The Dark Knight Rises

I didn’t know what to expect going into the Dark Knight Rises. In my mind the series peaked at the second entry; the performance given by Heath Ledger and the manner in which the Joker character was so elegantly captured was, in my mind, the best which could be offered. So upon hearing about all the mixed messages in this third entry I was skeptical as to how entertaining this movie would be. By the end of the movie, however, I am glad to say I was enjoying myself; I would be hesitant to say more than the second, but still heartily nonetheless.

The plot follows arch-criminal Bane as he attempts to detonate a nuclear warhead and wipe out Gotham city. During the course of this adventure we see daring heists, unbelievable martial arts, high-tech gadgets, and the most phenomenal acts of heroism, the kind which one would only witness in a Hollywood blockbuster.

Typical popcorn summer movie flare, in other words. Indeed while the film is enjoyable there is much hyperbole as well. The ending is predictable, actually given away about 20 minutes into the film, the characters are able to leap to stunning conclusions with very little evidence, plot points are absurdly convenient for the protagonists, all while the narrative travels at such a breakneck speed that unless you have the attention span of a hawk and not miss a thing, you are likely to be left wondering why the cast are where they are and what on earth is happening.

Still, these are common movie-making errors. I dub them forgivable. Still, not everyone would think so. Some people, in especially regards to Bane’s takeover of Gotham, have been busily making hurried accusations of political subterfuge. I will not attempt to rebuke their claims nor give an essay length article on my own thoughts on the matter. However, I will give a brief lowdown on what my position is on Bane’s apparent radical stance.

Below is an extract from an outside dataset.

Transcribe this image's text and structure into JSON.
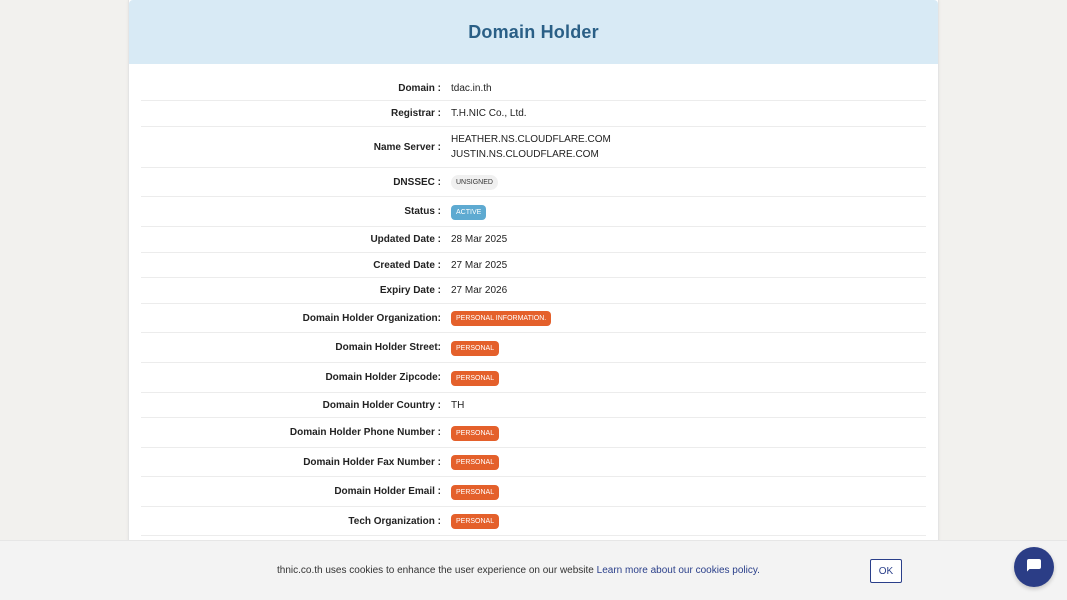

In short I could only read Bane’s arc and conflict with the Gotham city police as an inter-bourgeois conflict between him (the mercenary) and them (the police). His backstory is full of moments in which he helped powerful business men gain leverage over the competition (such as his foray into Africa to help secure oil contracts). Ignoring this you then have a plot which functions as lumpen-proletariart populism: Bane frees all the prisoners in Blackgate prison and then they go on a looting spree attacking their legitimized rivals; mock trials and reactionary police militias aside, never once did the audience see anything of this so-called Peoples Government which was indicative of revolutionary socialism (there is, in fact, a scene where a little boy was about to be killed for stealing an apple, so hardly a communal setting). Some cheap rhetoric thrown in which harkens back to Occupy Wall-Street but other than that there is precious little to go on for any revolutionary alludes. The uniting factor for this stance is what I see as just an elaborate sideshow: in the end Bane’s goal is stereotypical- he wants to destroy the city and so he unleashes a mock-revolution to buy time. Beyond that, beyond the writer’s possible intentions, there is nothing to really talk about.

In conclusion, while I thoroughly enjoyed the film and was impressed with the villain, my favorite Batman movie thus far is still The Dark Knight. “Rises” was good, but not great. Filled with vague half-thoughts and over-the-top action scenes it is a decent experience for anyone wanting to have more of the epic-action formula.